Different Types of Abbreviation

Below are some examples of the different forms of abbreviation found in various papyri. Examples 1 and 2 are known as suspensions, because the final letter(s) of the word are left out, and the abbreviation is indicated by raising the last remaining letter or adding a stroke over the final letter. Suspensions are common in non-literary texts, where speed of writing was valued over readability. Example 3, which is a nomen sacrum taken from P46, is known as a contraction; here, the entire word has been contracted by removing letters from within the word.

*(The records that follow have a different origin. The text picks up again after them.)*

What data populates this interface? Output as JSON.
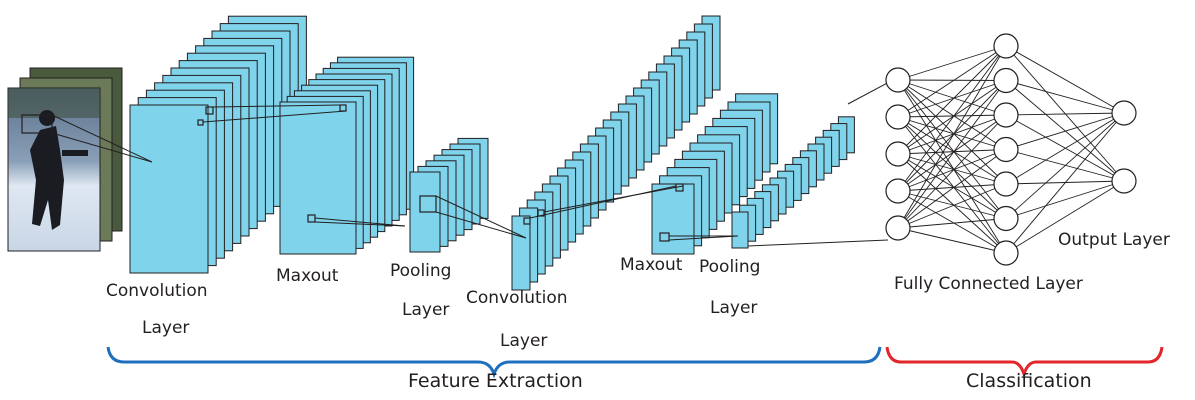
{
  "diagram": {
    "labels": {
      "conv1_a": "Convolution",
      "conv1_b": "Layer",
      "maxout1": "Maxout",
      "pool1_a": "Pooling",
      "pool1_b": "Layer",
      "conv2_a": "Convolution",
      "conv2_b": "Layer",
      "maxout2": "Maxout",
      "pool2_a": "Pooling",
      "pool2_b": "Layer",
      "fc": "Fully Connected Layer",
      "output": "Output Layer",
      "feature_extraction": "Feature Extraction",
      "classification": "Classification"
    },
    "colors": {
      "layer_fill": "#7fd3ea",
      "layer_stroke": "#231f20",
      "feature_brace": "#1f6fbf",
      "classification_brace": "#e3262b"
    },
    "fc_network": {
      "input_nodes": 5,
      "hidden_nodes": 7,
      "output_nodes": 2
    }
  }
}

The role of nomina sacra was not to save time when copying the text, but rather to distinguish the contracted word as a holy word.

Example 1

Example 2

Example 3

Example 1: μη   for μητρόϲ

Example 2: ιουλ θεω for Ἰουλίου Θέωνοϲ

Example 3: θυ for θεοῦ

Notice that in the two suspension-style abbreviations, the case of nouns and adjectives must be inferred, since the final letters of the word are lost. In a contraction (e.g. a nomen sacrum) the final letter remains and thus indicates the grammatical case of the noun.